On September 14, 1954, the subcontractors had agreed with New Amsterdam to complete their subcontracts *342 for plaintiff or its designee upon payment of the amounts then due them. The contract with American Plumbing & Heating provides that it shall enter into subcontracts or purchase agreements with the subcontractors as required by the terms of agreements made between New Amsterdam and them.

Sokolowski also agreed with New Amsterdam that the contract with American Plumbing & Heating would be faithfully performed and, to guarantee this, he and his wife gave a second mortgage on their residence.

The corporation completed the original contract with the school board but New Amsterdam had to pay $12,878.78 to the subcontractors for obligations incurred prior to September 1, 1954.

New Amsterdam paid off the first mortgage on defendants' property and then filed this action to foreclose the first mortgage and its second mortgage. The trial judge found that the quoted paragraph was ambiguous.
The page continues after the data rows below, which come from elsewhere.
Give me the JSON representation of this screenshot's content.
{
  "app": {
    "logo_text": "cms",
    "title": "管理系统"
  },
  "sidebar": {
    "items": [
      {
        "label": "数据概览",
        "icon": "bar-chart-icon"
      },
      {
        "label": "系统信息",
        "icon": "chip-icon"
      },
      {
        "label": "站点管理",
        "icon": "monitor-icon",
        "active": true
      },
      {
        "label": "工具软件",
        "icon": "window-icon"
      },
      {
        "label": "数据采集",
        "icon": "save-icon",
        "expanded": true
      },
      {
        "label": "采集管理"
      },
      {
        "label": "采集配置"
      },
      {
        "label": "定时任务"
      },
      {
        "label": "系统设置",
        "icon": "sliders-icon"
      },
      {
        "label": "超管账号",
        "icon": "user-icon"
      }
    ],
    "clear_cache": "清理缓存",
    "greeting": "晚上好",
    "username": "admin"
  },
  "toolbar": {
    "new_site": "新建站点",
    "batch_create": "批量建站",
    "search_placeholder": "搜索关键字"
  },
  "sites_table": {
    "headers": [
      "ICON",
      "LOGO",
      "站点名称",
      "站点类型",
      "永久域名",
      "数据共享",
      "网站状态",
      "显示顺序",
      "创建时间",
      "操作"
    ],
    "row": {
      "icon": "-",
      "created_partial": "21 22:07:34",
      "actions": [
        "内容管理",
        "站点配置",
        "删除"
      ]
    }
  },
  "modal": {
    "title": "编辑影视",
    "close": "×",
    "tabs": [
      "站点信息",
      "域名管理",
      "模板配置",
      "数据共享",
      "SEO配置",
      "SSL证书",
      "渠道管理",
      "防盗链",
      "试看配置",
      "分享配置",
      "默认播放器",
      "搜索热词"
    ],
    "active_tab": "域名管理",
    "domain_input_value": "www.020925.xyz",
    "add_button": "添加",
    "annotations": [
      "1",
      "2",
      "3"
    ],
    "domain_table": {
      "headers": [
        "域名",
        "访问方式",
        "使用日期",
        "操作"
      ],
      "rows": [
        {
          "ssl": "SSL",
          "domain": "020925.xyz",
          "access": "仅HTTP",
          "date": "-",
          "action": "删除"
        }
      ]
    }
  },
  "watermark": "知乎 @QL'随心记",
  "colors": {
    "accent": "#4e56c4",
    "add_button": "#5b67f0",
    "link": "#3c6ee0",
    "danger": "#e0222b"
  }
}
By the aid of testimony, he construed the agreement of September 15, 1954, to be an assumption by American Plumbing & Heating of Sokolowski's contract with the school board but not of any indebtedness to subcontractors incurred prior to September 1, 1954. Appeal is taken from decree permitting plaintiff to foreclose only the first mortgage.

Plaintiff contends that the words of the quoted sentence are unambiguous, and that there are two undertakings which are linked together by the conjunction "and." Defendants' position is that the entire sentence is indivisible.

If the language of the contract is clear and unambiguous, it is to be construed according to its plain sense and meaning; but if it is ambiguous, testimony may be taken to explain the ambiguity. Merrick v. Webster, 3 Mich 268, 274; Muir v. Leonard Refrigerator Co., 269 Mich 406; Ginsberg *343 v. Reliable Linen Service Co., 292 Mich 70; Hall v. Equitable Life Assurance Society, 295 Mich 404.

In this case there are involved the contract between Sokolowski and the school board, the contract between New Amsterdam and American Plumbing & Heating, the contracts with the subcontractors, and the subsidiary performance agreements of New Amsterdam and Sokolowski. Because of his inability to perform his contract, Sokolowski's obligation had fallen on New Amsterdam. In its efforts to complete Sokolowski's undertaking, it contracted with American Plumbing & Heating for completion of the same. It cannot be said that the language of the American Plumbing & Heating contract is so clear and unambiguous as also to require it to pay the back indebtedness of Sokolowski to the subcontractors. The trial judge did not err in taking testimony to construe the contract.

Frank D. Waterhouse, who had been plaintiff's representative, testified that if Sokolowski could not pay the bills incurred prior to September 1, 1954, the bonding company was going to do so, that American Plumbing & Heating did not have any money, and that the contract was to be its source of funds. Sokolowski testified he understood the corporation was to pay only those bills incurred after September 1, 1954. His testimony is corroborated by that of the bookkeeper for American Plumbing & Heating who stated that, in keeping its books, no liabilities prior to September 1, 1954, were entered. That corporation was to receive $61,500 for performance of the contract and $61,000 was required to complete the job.

The trial judge found that the corporation could not have completed the contract if it had had to assume the past due obligations of Sokolowki, and therefore would not have entered into such an agreement. The testimony corroborates the construction *344 of the contract contended for by defendants which, in the light of all the circumstances existing at the time the contract was made, is a reasonable and logical interpretation of the undertaking of the parties.

The trial judge did not err. Affirmed. Costs to appellees.

KAVANAGH, C.J., and DETHMERS, KELLY, BLACK, SOURIS, SMITH, and O'HARA, JJ., concurred.